One of the labels being attached to President Barack Obama is that he is a committed incrementalist – an insult or a compliment depending on which side of the political fence you sit, or indeed whether you believe it to be true.
A couple of articles on U.S.-led strategy for Afghanistan and Pakistan fill out what that could mean going into the new year.
Rory Stewart writes in The New York Review of Books that a measured, long-term strategy for Afghanistan could be more effective than either extremes of a drive for victory at all costs and precipitate withdrawal. Here’s an excerpt:
“Obama’s central – and revolutionary – claim is that our responsibility, our means, and our interests are finite in Afghanistan. As he says, “we can’t simply afford to ignore the price of these wars.” Instead of pursuing an Afghan policy for existential reasons—doing “whatever it takes” and “whatever it costs”—we should accept that there is a limit on what we can do. And we don’t have a moral obligation to do what we cannot do.

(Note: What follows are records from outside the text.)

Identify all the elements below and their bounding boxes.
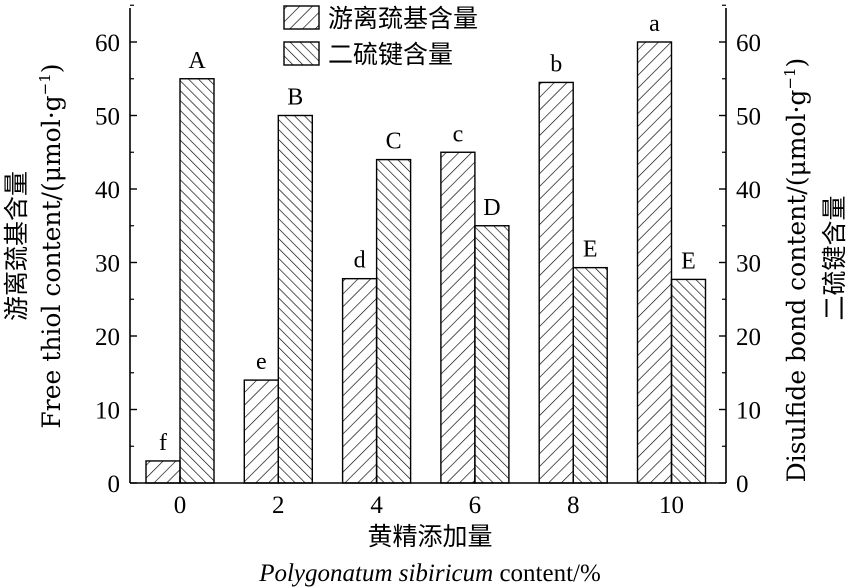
y2-tick-label-60: 60 (736, 30, 761, 57)
x-tick-label-6: 6 (469, 492, 482, 519)
x-axis-title-cn: 黄精添加量 (367, 522, 492, 551)
y2-tick-label-0: 0 (736, 471, 749, 498)
y-tick-label-30: 30 (95, 251, 120, 278)
y2-tick-label-40: 40 (736, 177, 761, 204)
y2-tick-label-50: 50 (736, 104, 761, 131)
x-ticks: 0 2 4 6 8 10 (174, 476, 684, 519)
svg-text:Disulfide bond content/(μmol·g: Disulfide bond content/(μmol·g−1) (781, 58, 811, 483)
disulfide-bar-4 (375, 158, 412, 484)
y-tick-label-0: 0 (108, 471, 121, 498)
x-tick-label-10: 10 (659, 492, 684, 519)
y2-tick-label-20: 20 (736, 324, 761, 351)
free-thiol-bar-6 (440, 151, 476, 484)
disulfide-bar-0 (179, 78, 215, 484)
right-y-title-close: ) (782, 58, 811, 68)
x-axis-title-en-italic: Polygonatum sibiricum (258, 560, 493, 587)
legend: 游离巯基含量 二硫键含量 (283, 4, 478, 69)
free-thiol-bar-8 (538, 81, 574, 484)
right-y-title-exp: −1 (781, 67, 799, 89)
x-tick-label-8: 8 (567, 492, 580, 519)
disulfide-bar-2 (277, 114, 313, 484)
y-tick-label-20: 20 (95, 324, 120, 351)
right-y-title-en: Disulfide bond content/(μmol·g (782, 90, 811, 483)
y2-tick-label-10: 10 (736, 398, 761, 425)
disulfide-bar-10 (670, 278, 707, 484)
free-thiol-label-6: c (453, 121, 464, 147)
bars-layer (145, 41, 707, 484)
disulfide-label-4: C (386, 129, 402, 155)
y2-tick-label-30: 30 (736, 251, 761, 278)
disulfide-bar-6 (474, 225, 510, 484)
disulfide-label-8: E (583, 237, 598, 263)
right-y-axis-title: 二硫键含量 (820, 195, 849, 320)
disulfide-label-2: B (287, 85, 303, 111)
left-y-ticks: 0 10 20 30 40 50 60 (95, 4, 137, 498)
left-y-title-cn: 游离巯基含量 (2, 171, 31, 321)
free-thiol-label-2: e (256, 349, 267, 375)
disulfide-label-0: A (188, 48, 206, 74)
free-thiol-bar-4 (341, 277, 378, 484)
right-y-ticks: 0 10 20 30 40 50 60 (719, 4, 761, 498)
free-thiol-bar-2 (243, 379, 280, 484)
legend-label-disulfide: 二硫键含量 (328, 40, 453, 69)
x-tick-label-2: 2 (272, 492, 285, 519)
left-y-title-exp: −1 (36, 73, 54, 95)
left-y-title-close: ) (37, 63, 66, 73)
right-y-axis-title-en: Disulfide bond content/(μmol·g−1) (781, 58, 811, 483)
left-y-title-en: Free thiol content/(μmol·g (37, 95, 66, 428)
free-thiol-bar-0 (145, 460, 181, 484)
disulfide-label-6: D (483, 195, 500, 221)
svg-text:Free thiol content/(μmol·g−1): Free thiol content/(μmol·g−1) (36, 63, 66, 428)
y-tick-label-50: 50 (95, 104, 120, 131)
x-tick-label-0: 0 (174, 492, 187, 519)
free-thiol-label-4: d (354, 248, 366, 274)
free-thiol-label-10: a (649, 11, 660, 37)
y-tick-label-60: 60 (95, 30, 120, 57)
x-tick-label-4: 4 (370, 492, 383, 519)
x-axis-title-en: Polygonatum sibiricum content/% (258, 560, 601, 587)
legend-swatch-disulfide (283, 41, 320, 66)
left-y-axis-title: 游离巯基含量 (2, 171, 31, 321)
significance-labels: f Ae Bd C c Db Ea E (159, 11, 696, 456)
disulfide-bar-8 (572, 266, 608, 484)
y-tick-label-40: 40 (95, 177, 120, 204)
free-thiol-label-0: f (159, 430, 167, 456)
right-y-title-cn: 二硫键含量 (820, 195, 849, 320)
x-axis-title-en-rest: content/% (493, 560, 601, 587)
free-thiol-label-8: b (550, 51, 562, 77)
free-thiol-bar-10 (636, 41, 673, 484)
y-tick-label-10: 10 (95, 398, 120, 425)
left-y-axis-title-en: Free thiol content/(μmol·g−1) (36, 63, 66, 428)
disulfide-label-10: E (681, 248, 696, 274)
legend-swatch-free-thiol (283, 5, 320, 30)
legend-label-free-thiol: 游离巯基含量 (328, 4, 478, 33)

“The US must husband its resources to meet other strategic challenges. Obama’s description of these is still narrowly focused on failed states and terrorism: it does not include the threats posed by states such as China or Russia, still less Iraq, Egypt, Lebanon, or Kashmir, and it does not attempt to compare the conflict in Afghanistan to the risks posed by climate change or threats to the supply of food in poor nations. But he names Pakistan, Yemen, and Somalia as posing challenges. The US responsibility to the Afghan people is only one responsibility among many and “the nation that I’m most interested in building is our own.”

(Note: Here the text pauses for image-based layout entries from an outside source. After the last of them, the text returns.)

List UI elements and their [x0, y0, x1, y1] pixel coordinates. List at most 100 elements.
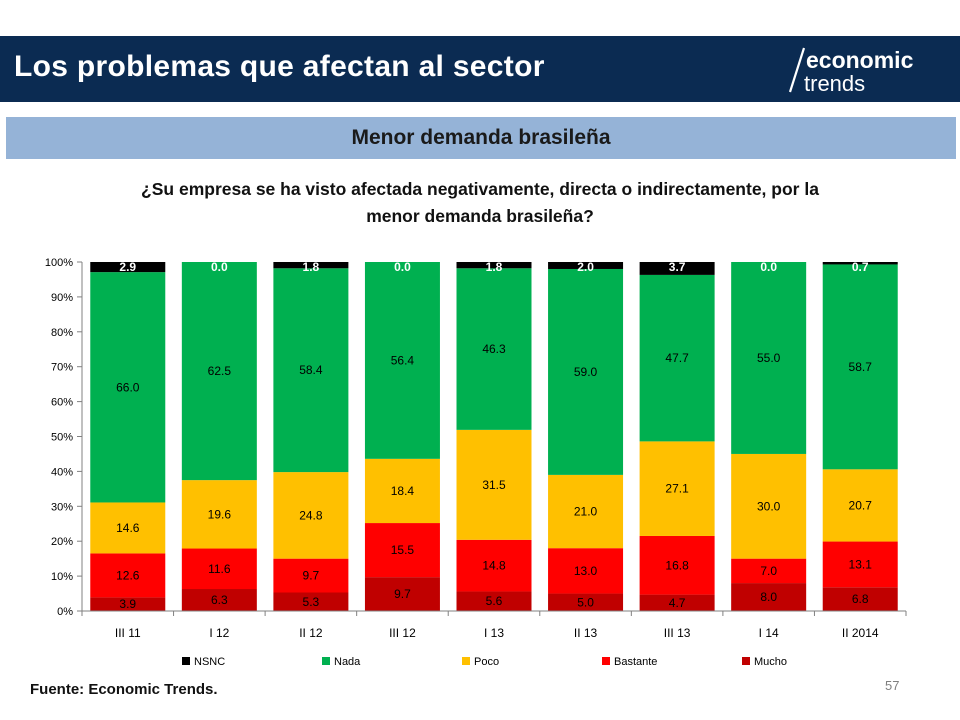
- data-label-nsnc: 0.0: [394, 260, 411, 274]
- data-label-mucho: 4.7: [669, 596, 686, 610]
- bar-segment-bastante: [822, 541, 898, 588]
- data-label-bastante: 7.0: [760, 564, 777, 578]
- data-label-nsnc: 0.7: [852, 260, 869, 274]
- data-label-nsnc: 3.7: [669, 260, 686, 274]
- y-tick-label: 30%: [51, 501, 73, 513]
- bar-segment-poco: [822, 469, 898, 542]
- x-category-label: II 13: [574, 626, 598, 640]
- bar-segment-poco: [456, 429, 532, 540]
- bar-segment-mucho: [639, 594, 715, 611]
- question-line-1: ¿Su empresa se ha visto afectada negativ…: [141, 179, 819, 199]
- bar-segment-nada: [181, 262, 257, 481]
- data-label-nada: 47.7: [665, 351, 689, 365]
- legend-label-poco: Poco: [474, 656, 499, 668]
- data-label-poco: 20.7: [849, 498, 873, 512]
- data-label-nada: 55.0: [757, 351, 781, 365]
- bar-segment-nada: [731, 262, 807, 454]
- bar-segment-poco: [273, 472, 349, 559]
- data-label-poco: 14.6: [116, 521, 140, 535]
- bar-segment-poco: [181, 480, 257, 549]
- data-label-nada: 56.4: [391, 353, 415, 367]
- bar-segment-bastante: [181, 548, 257, 590]
- x-category-label: III 11: [115, 626, 141, 640]
- bar-segment-mucho: [90, 597, 166, 611]
- bar-segment-nada: [639, 274, 715, 442]
- data-label-mucho: 9.7: [394, 587, 411, 601]
- bar-segment-mucho: [548, 593, 624, 611]
- data-label-nsnc: 1.8: [303, 260, 320, 274]
- bar-segment-poco: [731, 453, 807, 559]
- x-category-label: III 12: [389, 626, 416, 640]
- y-tick-label: 100%: [45, 257, 73, 269]
- bar-segment-nsnc: [273, 262, 349, 269]
- data-label-mucho: 5.3: [303, 595, 320, 609]
- data-label-poco: 21.0: [574, 505, 598, 519]
- data-label-bastante: 13.0: [574, 564, 598, 578]
- data-label-nada: 66.0: [116, 380, 140, 394]
- logo-line2: trends: [804, 71, 865, 96]
- data-label-poco: 31.5: [482, 478, 506, 492]
- source-note: Fuente: Economic Trends.: [30, 681, 218, 698]
- data-label-mucho: 8.0: [760, 590, 777, 604]
- data-label-nada: 58.7: [849, 360, 873, 374]
- x-category-label: I 12: [209, 626, 229, 640]
- x-category-label: III 13: [664, 626, 691, 640]
- header-bar: Los problemas que afectan al sector econ…: [0, 36, 960, 102]
- data-label-bastante: 16.8: [665, 558, 689, 572]
- survey-question: ¿Su empresa se ha visto afectada negativ…: [60, 176, 900, 230]
- data-label-bastante: 15.5: [391, 543, 415, 557]
- legend-swatch-nsnc: [182, 657, 190, 665]
- data-label-poco: 24.8: [299, 508, 323, 522]
- data-label-bastante: 11.6: [208, 562, 231, 576]
- subtitle-label: Menor demanda brasileña: [351, 126, 611, 149]
- bar-segment-nsnc: [456, 262, 532, 269]
- economic-trends-logo: economic trends: [788, 47, 914, 96]
- bar-segment-mucho: [731, 583, 807, 611]
- bar-segment-bastante: [456, 539, 532, 592]
- y-tick-label: 70%: [51, 362, 73, 374]
- data-label-nada: 59.0: [574, 365, 598, 379]
- bar-segment-mucho: [273, 592, 349, 611]
- data-label-nada: 46.3: [482, 342, 506, 356]
- page-title: Los problemas que afectan al sector: [14, 50, 545, 83]
- data-label-nada: 58.4: [299, 363, 323, 377]
- bar-segment-poco: [364, 458, 440, 524]
- data-label-mucho: 6.3: [211, 593, 228, 607]
- bar-segment-nada: [456, 268, 532, 430]
- bar-segment-bastante: [548, 548, 624, 594]
- data-label-mucho: 3.9: [119, 597, 136, 611]
- bar-segment-nada: [364, 262, 440, 459]
- bar-segment-bastante: [639, 535, 715, 595]
- legend-label-mucho: Mucho: [754, 656, 787, 668]
- bar-segment-bastante: [364, 523, 440, 578]
- y-tick-label: 80%: [51, 327, 73, 339]
- bar-segment-bastante: [273, 558, 349, 593]
- data-label-mucho: 6.8: [852, 592, 869, 606]
- bar-segment-poco: [548, 474, 624, 549]
- bar-segment-mucho: [181, 589, 257, 611]
- legend-swatch-mucho: [742, 657, 750, 665]
- data-label-bastante: 12.6: [116, 568, 140, 582]
- data-label-nsnc: 0.0: [211, 260, 228, 274]
- legend-label-nsnc: NSNC: [194, 656, 225, 668]
- bar-segment-mucho: [822, 587, 898, 611]
- bar-segment-poco: [90, 502, 166, 554]
- data-label-bastante: 9.7: [303, 569, 320, 583]
- y-tick-label: 40%: [51, 466, 73, 478]
- bar-segment-nada: [822, 264, 898, 470]
- data-label-nsnc: 1.8: [486, 260, 503, 274]
- y-tick-label: 50%: [51, 432, 73, 444]
- legend-label-bastante: Bastante: [614, 656, 657, 668]
- x-category-label: II 12: [299, 626, 323, 640]
- data-label-nsnc: 2.9: [119, 260, 136, 274]
- data-label-bastante: 14.8: [482, 559, 506, 573]
- data-label-poco: 19.6: [208, 507, 232, 521]
- data-label-nsnc: 2.0: [577, 260, 594, 274]
- page-number: 57: [885, 678, 900, 693]
- data-label-poco: 30.0: [757, 499, 781, 513]
- legend-swatch-poco: [462, 657, 470, 665]
- data-label-poco: 27.1: [665, 482, 689, 496]
- legend-swatch-nada: [322, 657, 330, 665]
- y-tick-label: 60%: [51, 397, 73, 409]
- data-label-poco: 18.4: [391, 484, 415, 498]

The Boston Review carries a series of articles from experts debating the strategy for Afghanistan and Pakistan.
Among them, Andrew Bacevich makes a similar point about the need for the United States to juggle competing challenges and demands on its resources, among them climate change and the economy:
“Violent anti-Western jihadism—a cause that has about as much prospect of conquering the planet as Soviet-style communism—is not going to define the 21st century. Far more likely to do so is the transfer of power—first economic, then political—from the West to the East, from the Atlantic basin to the heartland of Asia. In that regard, the tens of thousands of U.S. troops shipped to Afghanistan matter less than the hundreds of billions of American dollars shipped each year to China.
“Complicating this transfer of power and creating conditions from which a new era of violent conflict may emerge is the challenge of dealing with the detritus created during the age of Western dominance now ending: weapons of mass destruction; vast disparities of wealth; the depletion of essential natural resources; massive and potentially irreversible environmental devastation; and a culture ravaged by the pursuit of “freedom” defined in terms of conspicuous consumption and unbridled individual autonomy.
“The Long War that President Bush began and that President Obama has now made his own provides an excuse for Americans to avoid confronting these larger matters. A policy of avoidance will not make the problems go away, of course. It will merely advance the day of reckoning that awaits.”
So will 2010 turn out to be a year of “committed incrementalism”? Al Qaeda and its Islamist allies are not exactly known for their incrementalism so such an approach could either empower or marginalise them. And as Peter Marton at the Ministry of State Failure blog suggests here, they are likely to try to fight against such a shift in the ground rules by provoking, for example, the opening of a new front in Yemen in response to the failed Christmas Day airline attack.
An equally intriguing question – and one to be answered in the new year – is how countries in the region will respond to such committed incrementalism. Pakistan has for decades defined its often tortuous relationship with the United States in the framework of a “with us or against us” model, whether it was supporting Washington against the Soviet Union during the Cold War, or joining the battle against al Qaeda following the 9/11 attacks. It is a model that many argue has been unhealthy for Pakistan, making it overly dependent on U.S. aid and protection. Will that change?
Finally, best wishes for the new year to all our readers.